Amsterdam è un film fortemente incentrato sulla scrittura. Si nota che Russell è uno sceneggiatore ancor prima che un regista e qui dichiara tutto il suo amore per le storie articolate e per i personaggi complessi, tanto da portare il suo film fino a un pericoloso breaking point, forse proprio quello che ne ha decretato l’insuccesso al botteghino in patria. Amsterdam, infatti, nei suoi 134 minuti di durata è denso di avvenimenti, personaggi, sottotrame. Un film che va seguito con attenzione, pena perdersi nell’intricata trama e tutti gli snodi che comporta, nonostante David O. Russell imbastisca un (utile) recap nell’ultimo atto che riesce a far quadrare il cerchio in maniera certosina.
Tra amicizia, amore, arte e voglia di libertà, Amsterdam si focalizza su dei valori condivisibili trasmettendo un messaggio ben chiaro mirato a promuovere la democrazia come unica strada per far crescere una società. Il linguaggio per arrivare a questo scopo è quello della commedia, anche se il film riesce a fondere con brillantezza più generi, da quello bellico a quello spionistico, utilizzando di base i canoni del noir investigativo. Ne viene fuori un’opera dall’indole leggera ma di contenuto che si costruisce attorno ai personaggi, tanti personaggi, anche se poi a spiccare sono i tre del patto d’amicizia nella città olandese: Burt, Harold e Valerie. A dar loro volto sono Christian Bale, alla seconda collaborazione con Russell, John David Washington e Margot Robbie.

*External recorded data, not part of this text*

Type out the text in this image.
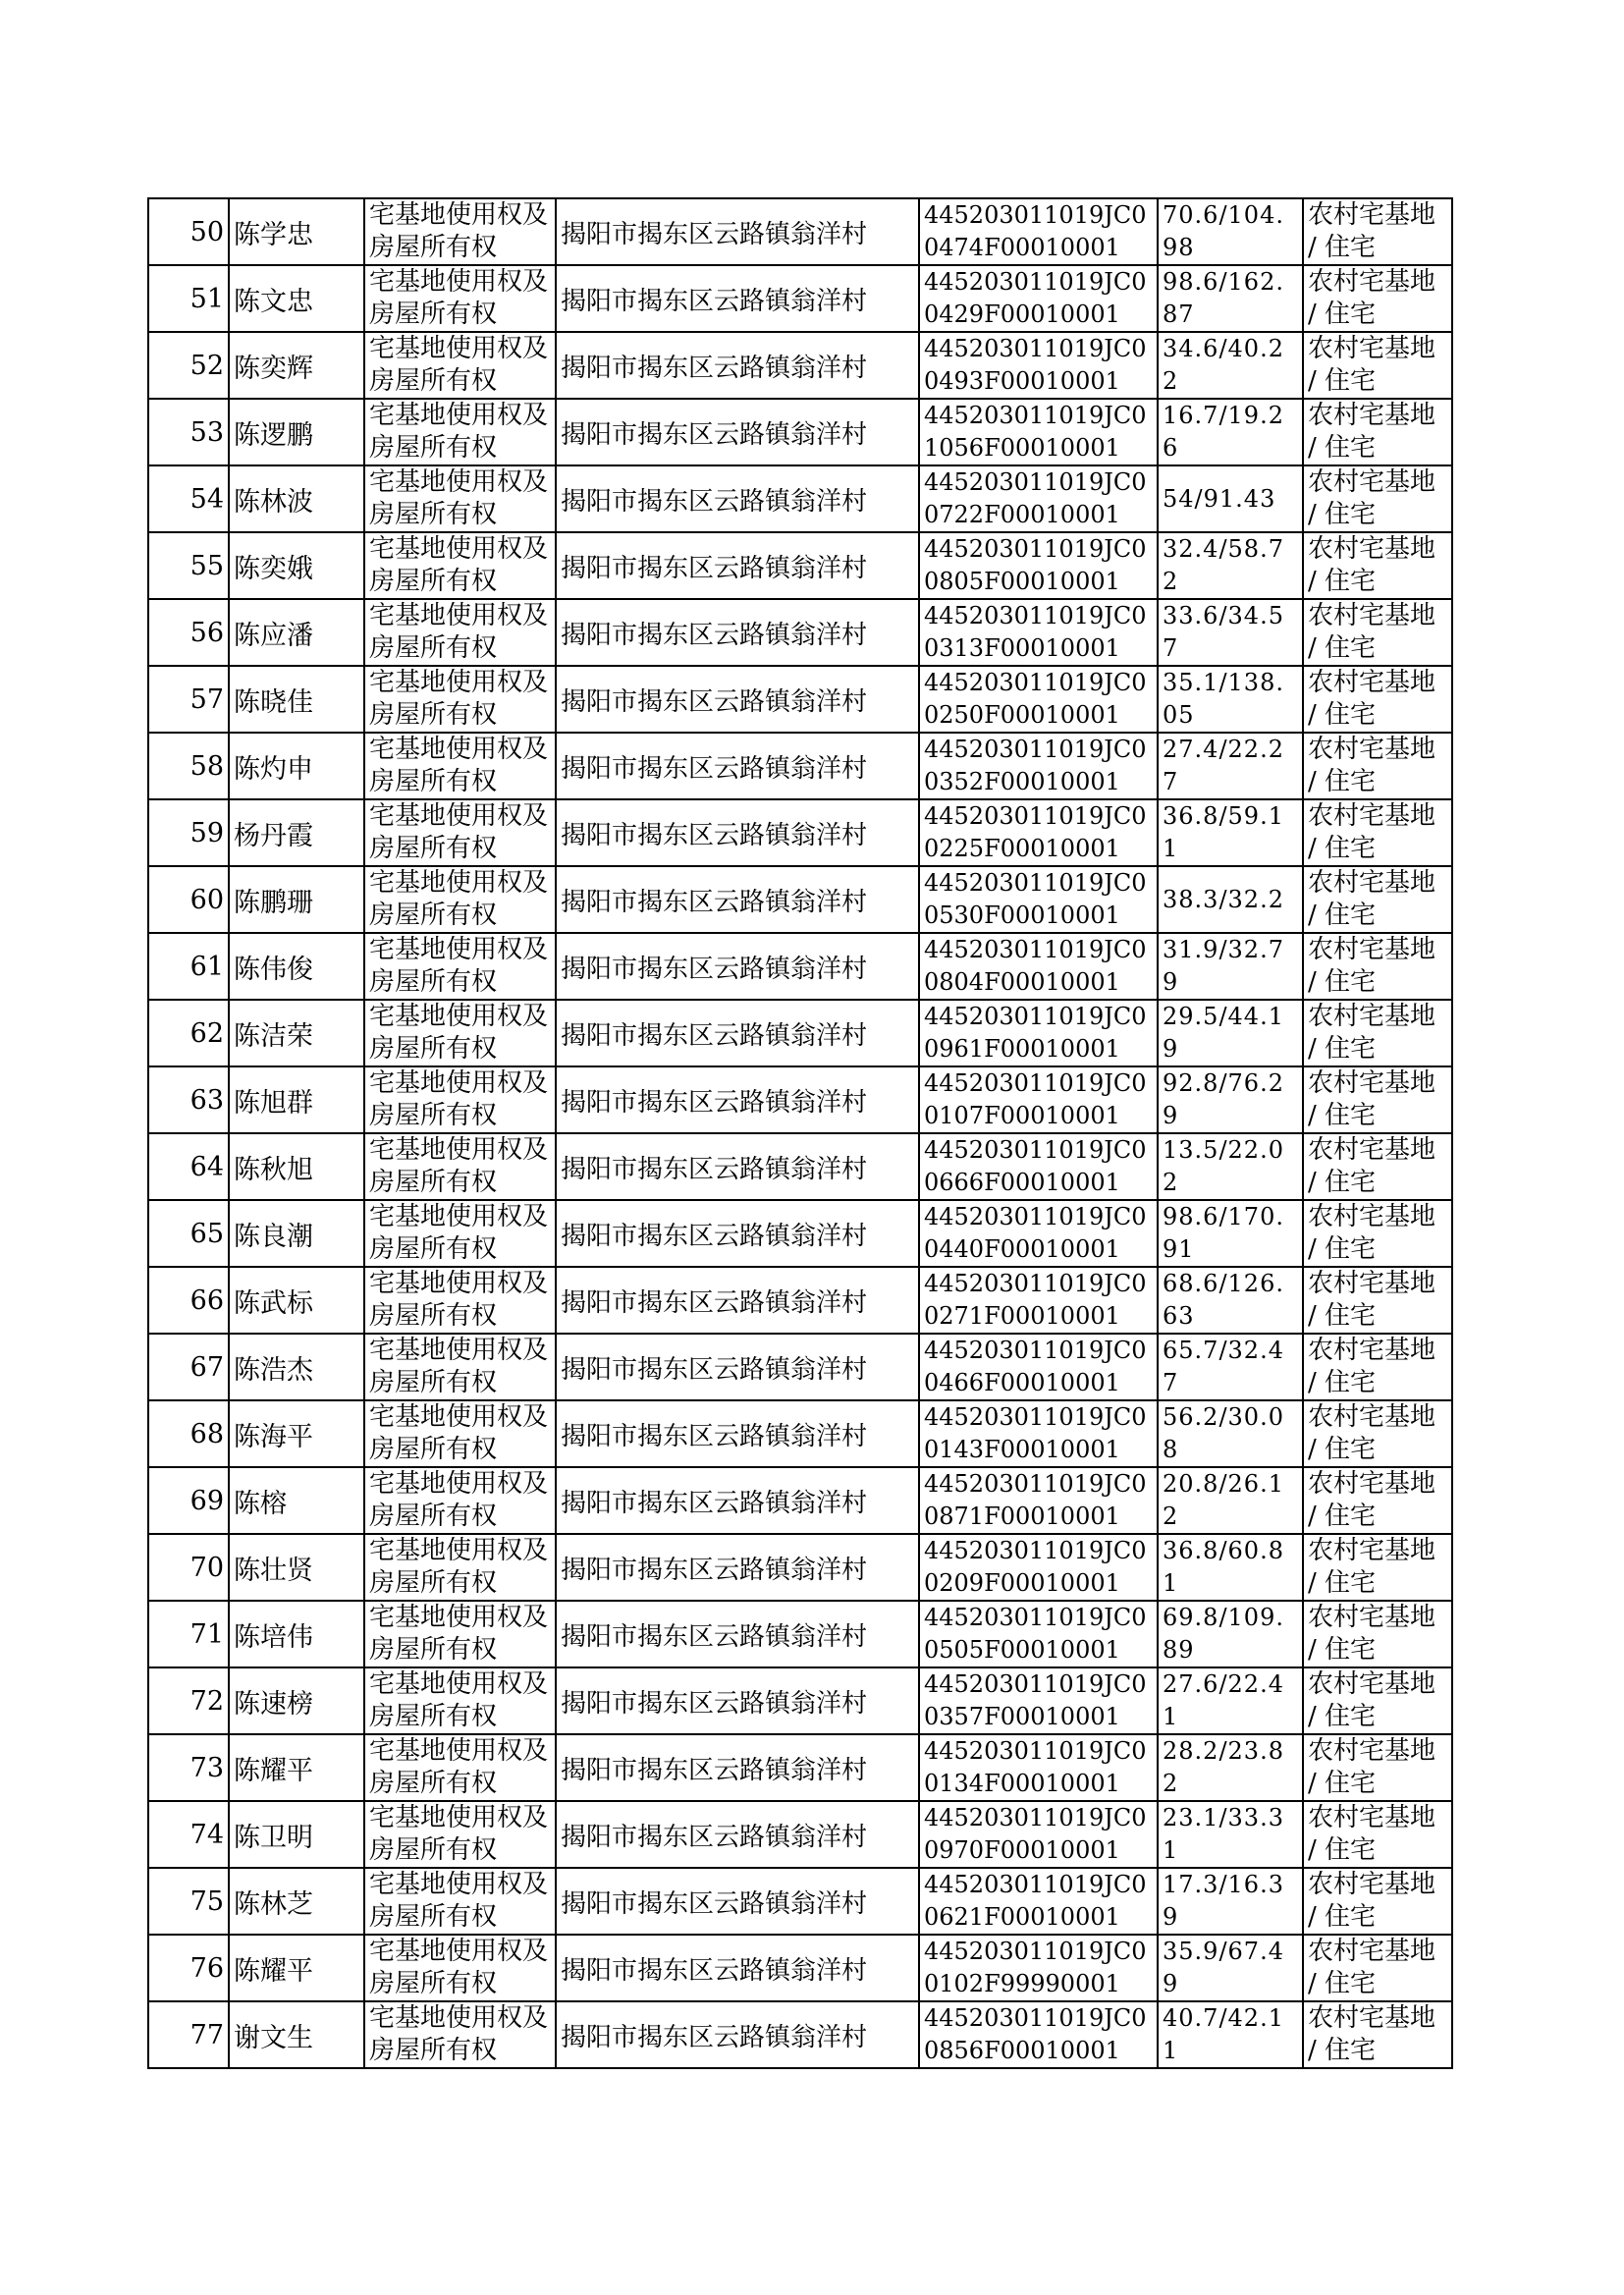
50	陈学忠	宅基地使用权及房屋所有权	揭阳市揭东区云路镇翁洋村	445203011019JC00474F00010001	70.6/104.98	农村宅基地 / 住宅
51	陈文忠	宅基地使用权及房屋所有权	揭阳市揭东区云路镇翁洋村	445203011019JC00429F00010001	98.6/162.87	农村宅基地 / 住宅
52	陈奕辉	宅基地使用权及房屋所有权	揭阳市揭东区云路镇翁洋村	445203011019JC00493F00010001	34.6/40.22	农村宅基地 / 住宅
53	陈逻鹏	宅基地使用权及房屋所有权	揭阳市揭东区云路镇翁洋村	445203011019JC01056F00010001	16.7/19.26	农村宅基地 / 住宅
54	陈林波	宅基地使用权及房屋所有权	揭阳市揭东区云路镇翁洋村	445203011019JC00722F00010001	54/91.43	农村宅基地 / 住宅
55	陈奕娥	宅基地使用权及房屋所有权	揭阳市揭东区云路镇翁洋村	445203011019JC00805F00010001	32.4/58.72	农村宅基地 / 住宅
56	陈应潘	宅基地使用权及房屋所有权	揭阳市揭东区云路镇翁洋村	445203011019JC00313F00010001	33.6/34.57	农村宅基地 / 住宅
57	陈晓佳	宅基地使用权及房屋所有权	揭阳市揭东区云路镇翁洋村	445203011019JC00250F00010001	35.1/138.05	农村宅基地 / 住宅
58	陈灼申	宅基地使用权及房屋所有权	揭阳市揭东区云路镇翁洋村	445203011019JC00352F00010001	27.4/22.27	农村宅基地 / 住宅
59	杨丹霞	宅基地使用权及房屋所有权	揭阳市揭东区云路镇翁洋村	445203011019JC00225F00010001	36.8/59.11	农村宅基地 / 住宅
60	陈鹏珊	宅基地使用权及房屋所有权	揭阳市揭东区云路镇翁洋村	445203011019JC00530F00010001	38.3/32.2	农村宅基地 / 住宅
61	陈伟俊	宅基地使用权及房屋所有权	揭阳市揭东区云路镇翁洋村	445203011019JC00804F00010001	31.9/32.79	农村宅基地 / 住宅
62	陈洁荣	宅基地使用权及房屋所有权	揭阳市揭东区云路镇翁洋村	445203011019JC00961F00010001	29.5/44.19	农村宅基地 / 住宅
63	陈旭群	宅基地使用权及房屋所有权	揭阳市揭东区云路镇翁洋村	445203011019JC00107F00010001	92.8/76.29	农村宅基地 / 住宅
64	陈秋旭	宅基地使用权及房屋所有权	揭阳市揭东区云路镇翁洋村	445203011019JC00666F00010001	13.5/22.02	农村宅基地 / 住宅
65	陈良潮	宅基地使用权及房屋所有权	揭阳市揭东区云路镇翁洋村	445203011019JC00440F00010001	98.6/170.91	农村宅基地 / 住宅
66	陈武标	宅基地使用权及房屋所有权	揭阳市揭东区云路镇翁洋村	445203011019JC00271F00010001	68.6/126.63	农村宅基地 / 住宅
67	陈浩杰	宅基地使用权及房屋所有权	揭阳市揭东区云路镇翁洋村	445203011019JC00466F00010001	65.7/32.47	农村宅基地 / 住宅
68	陈海平	宅基地使用权及房屋所有权	揭阳市揭东区云路镇翁洋村	445203011019JC00143F00010001	56.2/30.08	农村宅基地 / 住宅
69	陈榕	宅基地使用权及房屋所有权	揭阳市揭东区云路镇翁洋村	445203011019JC00871F00010001	20.8/26.12	农村宅基地 / 住宅
70	陈壮贤	宅基地使用权及房屋所有权	揭阳市揭东区云路镇翁洋村	445203011019JC00209F00010001	36.8/60.81	农村宅基地 / 住宅
71	陈培伟	宅基地使用权及房屋所有权	揭阳市揭东区云路镇翁洋村	445203011019JC00505F00010001	69.8/109.89	农村宅基地 / 住宅
72	陈速榜	宅基地使用权及房屋所有权	揭阳市揭东区云路镇翁洋村	445203011019JC00357F00010001	27.6/22.41	农村宅基地 / 住宅
73	陈耀平	宅基地使用权及房屋所有权	揭阳市揭东区云路镇翁洋村	445203011019JC00134F00010001	28.2/23.82	农村宅基地 / 住宅
74	陈卫明	宅基地使用权及房屋所有权	揭阳市揭东区云路镇翁洋村	445203011019JC00970F00010001	23.1/33.31	农村宅基地 / 住宅
75	陈林芝	宅基地使用权及房屋所有权	揭阳市揭东区云路镇翁洋村	445203011019JC00621F00010001	17.3/16.39	农村宅基地 / 住宅
76	陈耀平	宅基地使用权及房屋所有权	揭阳市揭东区云路镇翁洋村	445203011019JC00102F99990001	35.9/67.49	农村宅基地 / 住宅
77	谢文生	宅基地使用权及房屋所有权	揭阳市揭东区云路镇翁洋村	445203011019JC00856F00010001	40.7/42.11	农村宅基地 / 住宅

Bale è alle prese con l’ennesimo irresistibile ruolo da trasformista, ne esce come il migliore del lotto per capacità espressive, stravolgimento fisico e palese divertimento nella costruzione del personaggio, mentre il figlio di Denzel Washington si conferma attore acerbo e poco espressivo con la conseguenza che il suo Harold è il personaggio più insapore del trio. Margot Robbie, affascinante e “matta” come di consueto, ha il personaggio più sfaccettato e introverso, una vera mascotte di cui è impossibile non innamorarsi.
Amsterdam, però, ha un cast davvero ricco formato da volti molto noti che vanno da Robert DeNiro a Rami Malek, passando per Anja Taylor-Joy, Zoe Saldana, Chris Rock, Michael Shannon, Mike Myers, Matthias Schoenaerts, Andrea Riseborough, Taylor Swift e un irriconoscibile Timothy Olyphant.
Come si diceva, però, Amsterdam è davvero tronfio, un pastiche tanto affascinante quanto repulsivo, un profluvio di chiacchiere, battute, sguardi ammiccanti, complotti, spiegazioni e ancora chiacchiere che possono confondere e annoiare lo spettatore medio. Qui sta il limite di David O. Russell che ha voluto replicare la formula di American Hustle complicandola e ingigantendola fino all’implosione. Il film è indiscutibilmente di qualità, ma si presta molto ad essere mal percepito e ancora peggio assimilato.
Dopo essere stato presentato nella sezione Grand Public della Festa del Cinema di Roma, Amsterdam arriva al cinema dal 27 ottobre distribuito da 20th Century Studios.